As with all fairy tales, The Joy Luck Club had an unlikely beginning. Tan’s business writing venture was so successful that she was able to buy her mother a house. Yet, despite her happiness at being able to provide for her mother, she was not fulfilled in her work. “I measured my success by how many clients I had and how many billable hours I had,” she told interviewer Jonathan Mandell. Secretly, Tan had always wanted to write fiction, but she had thrown herself so completely into her freelance career that she spent more than ninety hours a week at it. Early in 1985, Tan began to worry that she was devoting too much time to her business and started looking for a change. She decided to force herself to do another kind of writing. The turning point came a year later, when Tan’s mother was hospitalized after a heart attack. “I decided that if my mother was okay, I’d get to know her. I’d take her to China, and I’d write a book.” Her only previous forays into fiction were “vacation letters written to friends in which I tried to create little stories based on things that happened while I was away,” she noted.
The same year, Tan wrote a short story, “Endgame,” about a brilliant young chess champion who has a difficult relationship with her overprotective Chinese mother. Tan expanded the story into a collection, and it was sold to the prestigious publisher G.P. Putnam. Because of her huge advance — $50,000 — Tan dissolved her freelance business and completed the volume, which she named The Joy Luck Club. “I wrote it very quickly because I was afraid this chance would just slip out of my hands,” she told Elaine Woo. She completed the manuscript in May 1988, and the book was published the following year.
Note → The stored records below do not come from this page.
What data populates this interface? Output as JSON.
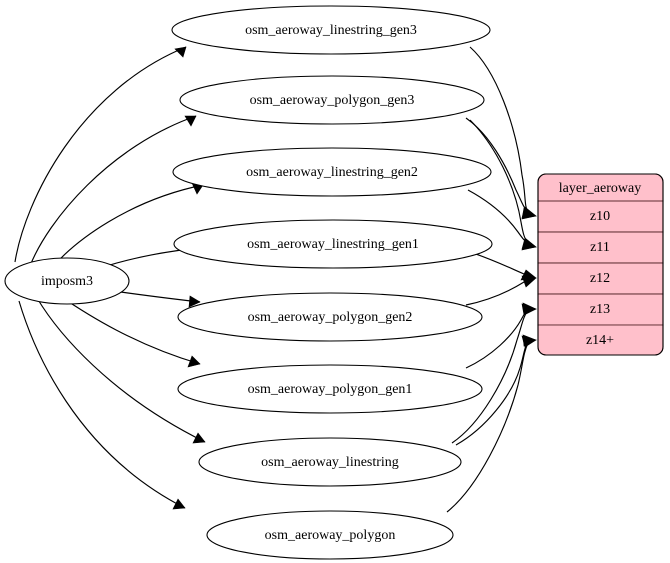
{
  "diagram": {
    "type": "directed-graph",
    "title": "",
    "background_color": "#ffffff",
    "source_node": {
      "id": "imposm3",
      "label": "imposm3",
      "shape": "ellipse",
      "fill_color": "#ffffff",
      "border_color": "#000000"
    },
    "intermediate_nodes": [
      {
        "id": "osm_aeroway_linestring_gen3",
        "label": "osm_aeroway_linestring_gen3",
        "shape": "ellipse"
      },
      {
        "id": "osm_aeroway_polygon_gen3",
        "label": "osm_aeroway_polygon_gen3",
        "shape": "ellipse"
      },
      {
        "id": "osm_aeroway_linestring_gen2",
        "label": "osm_aeroway_linestring_gen2",
        "shape": "ellipse"
      },
      {
        "id": "osm_aeroway_linestring_gen1",
        "label": "osm_aeroway_linestring_gen1",
        "shape": "ellipse"
      },
      {
        "id": "osm_aeroway_polygon_gen2",
        "label": "osm_aeroway_polygon_gen2",
        "shape": "ellipse"
      },
      {
        "id": "osm_aeroway_polygon_gen1",
        "label": "osm_aeroway_polygon_gen1",
        "shape": "ellipse"
      },
      {
        "id": "osm_aeroway_linestring",
        "label": "osm_aeroway_linestring",
        "shape": "ellipse"
      },
      {
        "id": "osm_aeroway_polygon",
        "label": "osm_aeroway_polygon",
        "shape": "ellipse"
      }
    ],
    "target_table": {
      "id": "layer_aeroway",
      "header": "layer_aeroway",
      "fill_color": "#ffc0cb",
      "border_color": "#6b3a3f",
      "rows": [
        {
          "id": "z10",
          "label": "z10"
        },
        {
          "id": "z11",
          "label": "z11"
        },
        {
          "id": "z12",
          "label": "z12"
        },
        {
          "id": "z13",
          "label": "z13"
        },
        {
          "id": "z14",
          "label": "z14+"
        }
      ]
    },
    "edges": [
      {
        "from": "imposm3",
        "to": "osm_aeroway_linestring_gen3"
      },
      {
        "from": "imposm3",
        "to": "osm_aeroway_polygon_gen3"
      },
      {
        "from": "imposm3",
        "to": "osm_aeroway_linestring_gen2"
      },
      {
        "from": "imposm3",
        "to": "osm_aeroway_linestring_gen1"
      },
      {
        "from": "imposm3",
        "to": "osm_aeroway_polygon_gen2"
      },
      {
        "from": "imposm3",
        "to": "osm_aeroway_polygon_gen1"
      },
      {
        "from": "imposm3",
        "to": "osm_aeroway_linestring"
      },
      {
        "from": "imposm3",
        "to": "osm_aeroway_polygon"
      },
      {
        "from": "osm_aeroway_linestring_gen3",
        "to": "z10"
      },
      {
        "from": "osm_aeroway_polygon_gen3",
        "to": "z10"
      },
      {
        "from": "osm_aeroway_linestring_gen2",
        "to": "z11"
      },
      {
        "from": "osm_aeroway_polygon_gen3",
        "to": "z11"
      },
      {
        "from": "osm_aeroway_linestring_gen1",
        "to": "z12"
      },
      {
        "from": "osm_aeroway_polygon_gen2",
        "to": "z12"
      },
      {
        "from": "osm_aeroway_polygon_gen1",
        "to": "z13"
      },
      {
        "from": "osm_aeroway_linestring",
        "to": "z13"
      },
      {
        "from": "osm_aeroway_linestring",
        "to": "z14"
      },
      {
        "from": "osm_aeroway_polygon",
        "to": "z14"
      }
    ]
  }
}
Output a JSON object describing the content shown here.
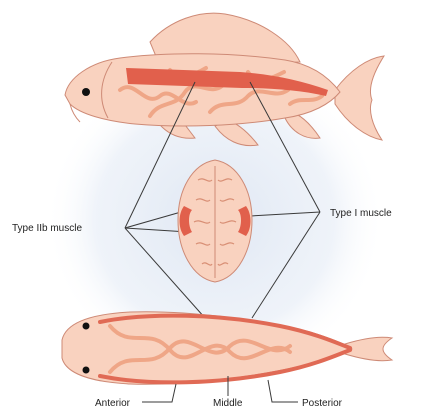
{
  "labels": {
    "type_iib": "Type IIb muscle",
    "type_i": "Type I muscle",
    "anterior": "Anterior",
    "middle": "Middle",
    "posterior": "Posterior"
  },
  "colors": {
    "skin": "#f9d2bf",
    "outline": "#ce8a76",
    "red_muscle": "#e1604c",
    "white_muscle_squiggle": "#efa687",
    "halo": "#dfe7f3"
  }
}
The book was greeted with almost universal acclaim. “Magical,” said fellow novelist Louise Erdrich; “intensely poetic and moving,” echoed Publishers Weekly. “She has written a jewel of a book,” Orville Schell concluded in the New York Times (March 19, 1989).
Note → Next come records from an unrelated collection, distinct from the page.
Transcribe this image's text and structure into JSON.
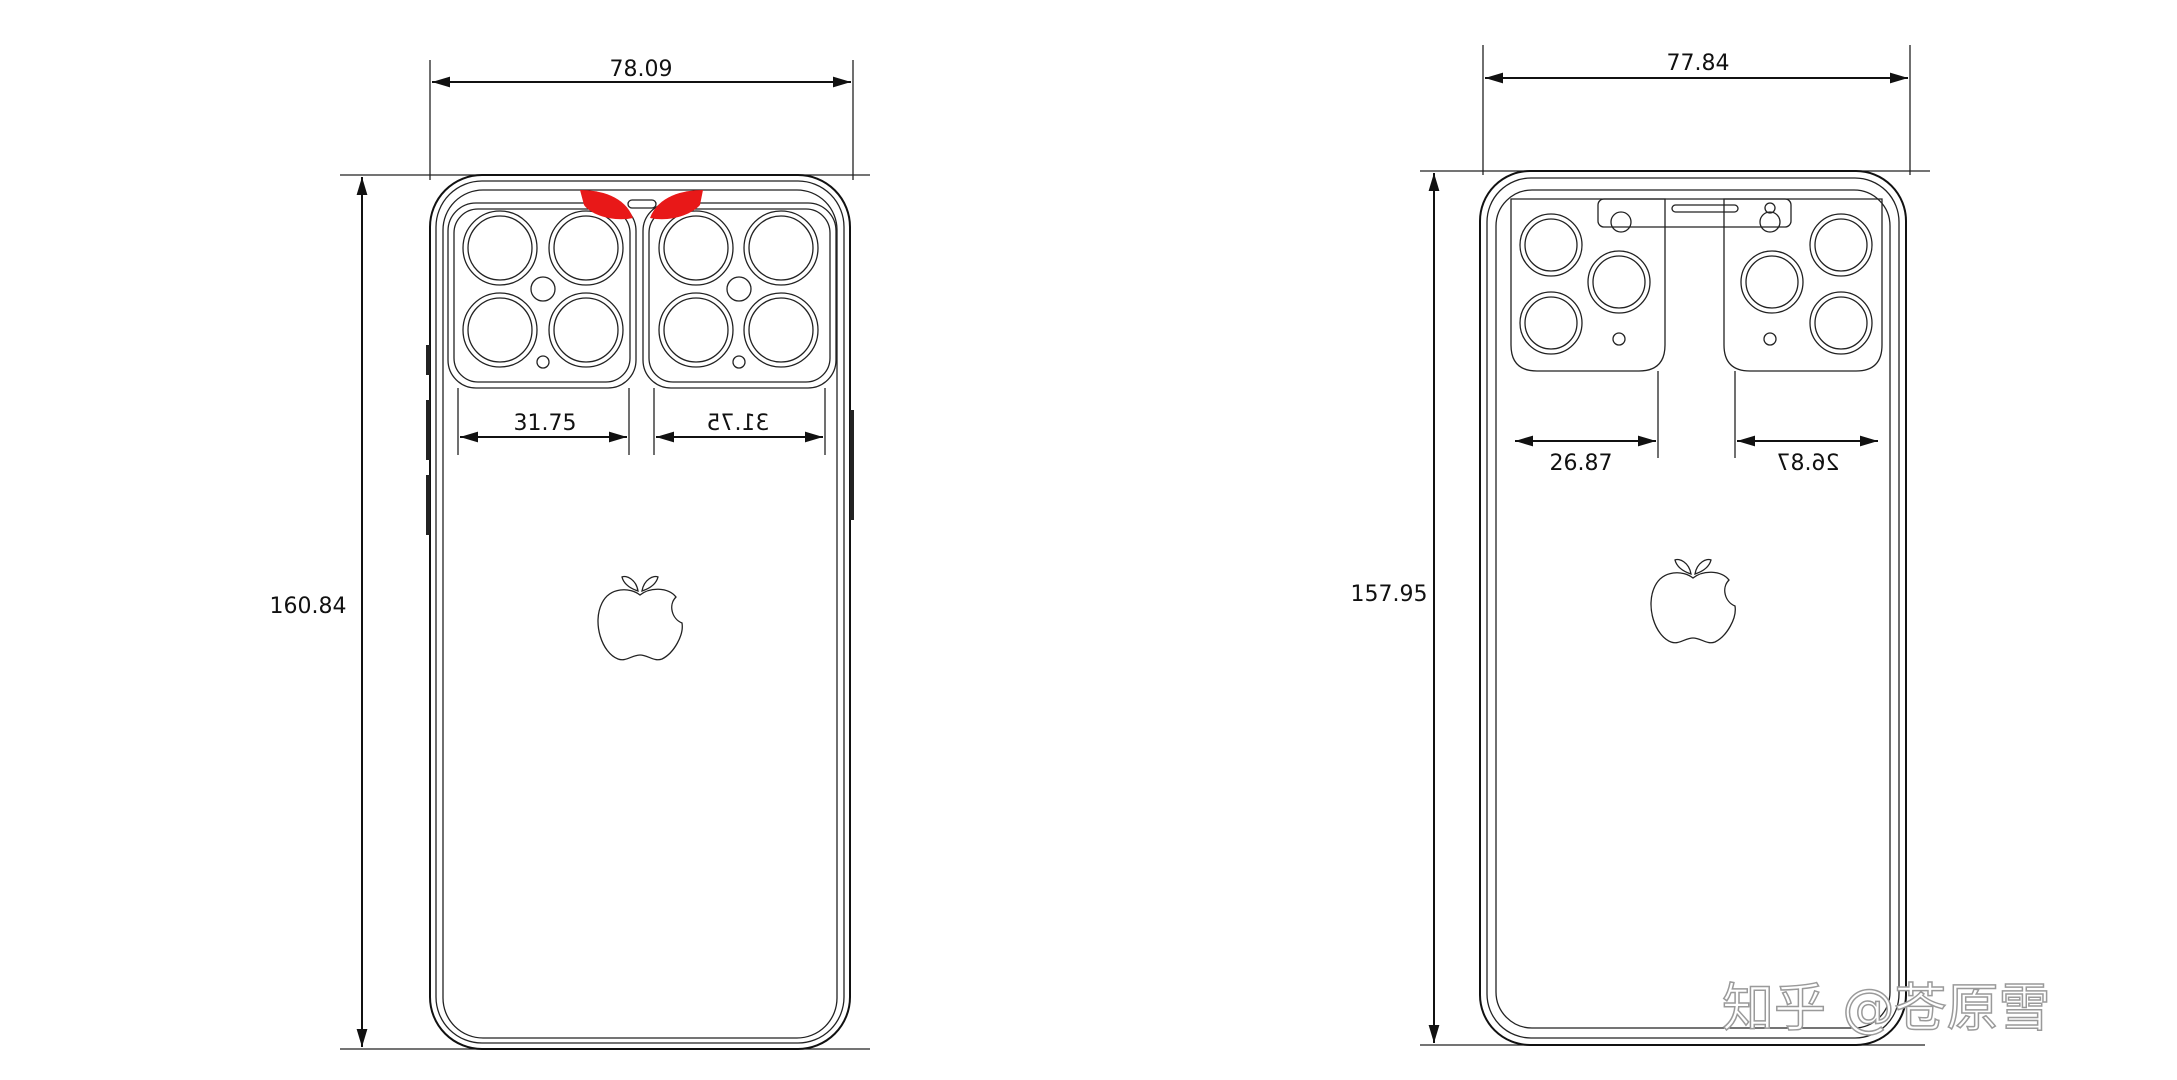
{
  "phones": [
    {
      "width_label": "78.09",
      "height_label": "160.84",
      "module_left_label": "31.75",
      "module_right_label": "31.75",
      "highlight_color": "#e81818"
    },
    {
      "width_label": "77.84",
      "height_label": "157.95",
      "module_left_label": "26.87",
      "module_right_label": "26.87"
    }
  ],
  "watermark": "知乎 @苍原雪"
}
In April 1989, The Joy Luck Club made the New York Times’ bestseller list, where it remained for seven months. Tan was named a finalist for the National Book Award for fiction and National Book Critics Circle Award. She received the Bay Area Book Reviewers Award for fiction and the Commonwealth Club Gold Award. Paperback rights for the novel sold for more than $1.23 million, and it has been translated into seventeen languages, including Chinese.
The phenomenal success of The Joy Luck Club and the unfamiliar rituals of being a celebrity made it difficult for Tan to concentrate on writing her second novel. At one time, writing it became such a challenge that she broke out in hives. She began seven different novels until she hit upon a solution: “When my mother read The Joy Luck Club,” Tan said, “she was always complaining to me how she had to tell her friends that, no, she was not the mother or any of the mothers in the book. . . . So she came to me one day and she said, ‘Next book, tell my true story.'”
The Kitchen God’s Wife, published in 1991, tells the story of Daisy’s life through the fictional Winnie, a refugee from China. The book was a huge success even before publication: in a tightly fought contest, the Literary Guild bought the book club rights for a reported $425,000. Five foreign publishers bought rights to the novel — all before publication. In 1992, Tan published a children’s book, The Moon Lady. The plot is taken from the “Moon Lady” episode in The Joy Luck Club. “The haunting tale that unfolds is worthy of retelling,” Publishers Weekly wrote. When not writing, Tan enjoys playing pool. She is a frequent visitor to Family Billiards in San Francisco, the city where she and husband Louis DeMattei live.